I have heard many stories of folks using powerheads on sharks. Some say it attracts more sharks and the blood drives them into a frenzy. Others say that nearby sharks dart off. What is your experience?


----------



## OnGrade (Aug 7, 2009)

It is illegal to kill sharks with a spear. I understand your question, and probably why youre asking, but I wouldnt talk about it on the internet. It could attract some attention to you that you dont want.


----------



## coolbluestreak (Jun 27, 2011)

I discharged mine once, not on or at a shark.

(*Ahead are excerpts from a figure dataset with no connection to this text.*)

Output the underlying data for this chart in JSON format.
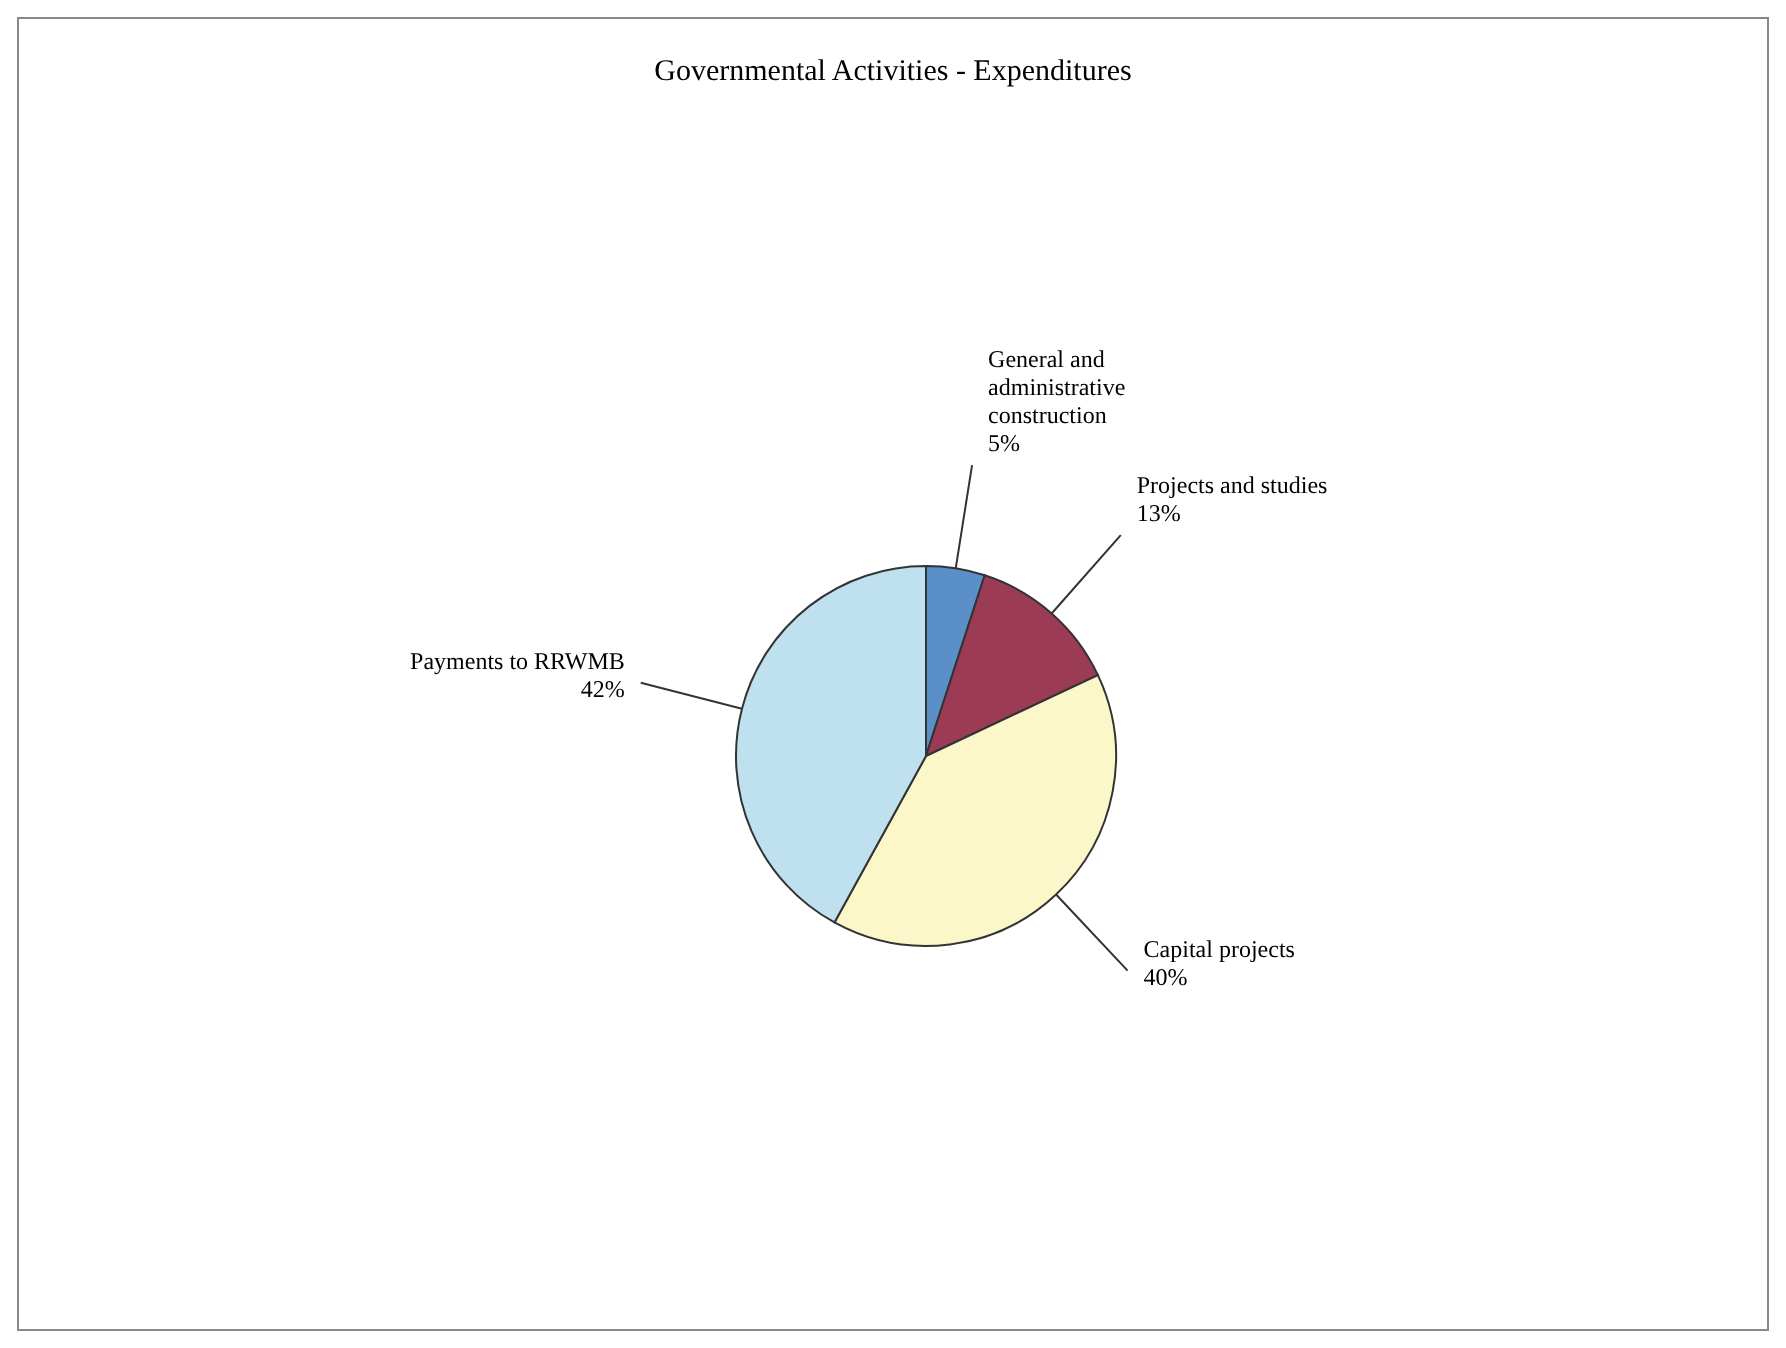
{
  "chart_data": {
    "type": "pie",
    "title": "Governmental Activities - Expenditures",
    "categories": [
      "General and administrative construction",
      "Projects and studies",
      "Capital projects",
      "Payments to RRWMB"
    ],
    "values": [
      5,
      13,
      40,
      42
    ],
    "value_labels": [
      "5%",
      "13%",
      "40%",
      "42%"
    ],
    "colors": [
      "#5b8fc7",
      "#9b3b55",
      "#fbf7c8",
      "#bfe0ee"
    ]
  }
}
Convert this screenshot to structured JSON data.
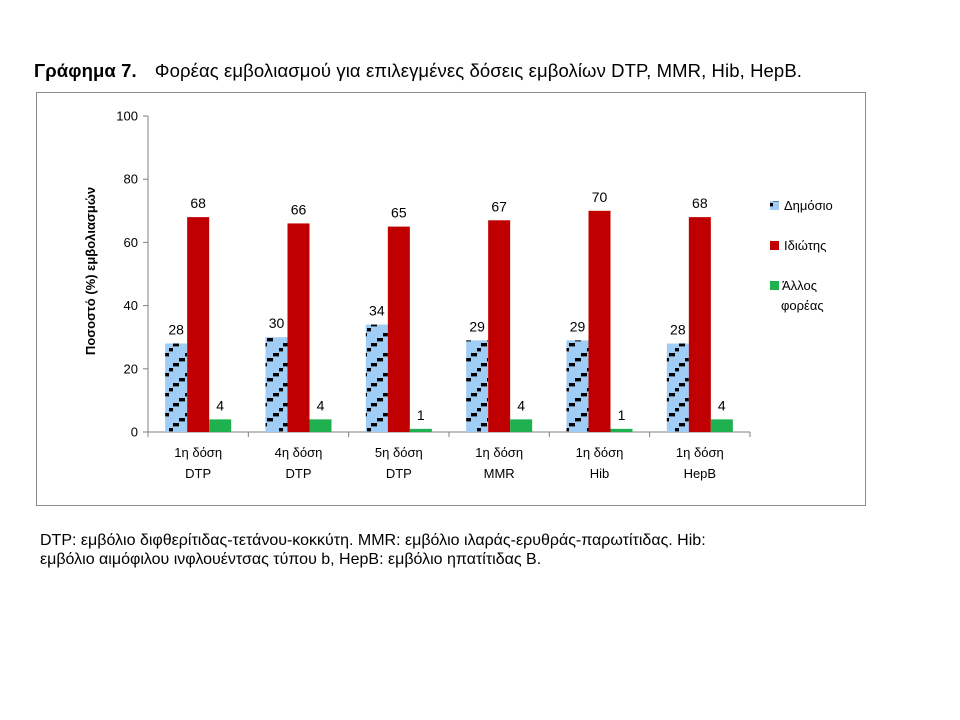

I can say that it attracted lots of nice sized fish including a nice cobia and a shark.


----------



## amarcafina (Aug 24, 2008)

They start attacking at anything , if you have to use it , get out quickly !! best just leave when they start acting strange .


----------



## 192 (Oct 1, 2007)

I popped a pesky bullshark with a powerhead many years ago (91). No frenzy, no nothing. He died. Only shark I have had an issue with and the only one I have killed while diving.


----------



## Hawaii 50 (Jul 28, 2009)

I recently saw a program on National Geographic Channel. The program was about a Great White Shark that was killed by a Killer Whale off the coast of California. After the whale killed the shark, there were no sightings of sharks in the area. The research found that a dying shark gives off a scent that causes other sharks to immediately leave the area. They are now making a shark repellant out of this odor.


----------



## Realtor (Oct 1, 2007)

Hawaii 50 said:


> I recently saw a program on National Geographic Channel. The program was about a Great White Shark that was killed by a Killer Whale off the coast of California. After the whale killed the shark, there were no sightings of sharks in the area. The research found that a dying shark gives off a scent that causes other sharks to immediately leave the area. They are now making a shark repellant out of this odor.


I know the show (mythbusters) that this was on, or it may have been dirty jobe with Mike Rowe. Just this past week while at the rigs, we hooked a small shark by accident, as we were trying to get the lure back, other sharks attacked the hooked shark and we took the head off the hook and got the lure back. 

Figure that one out....


----------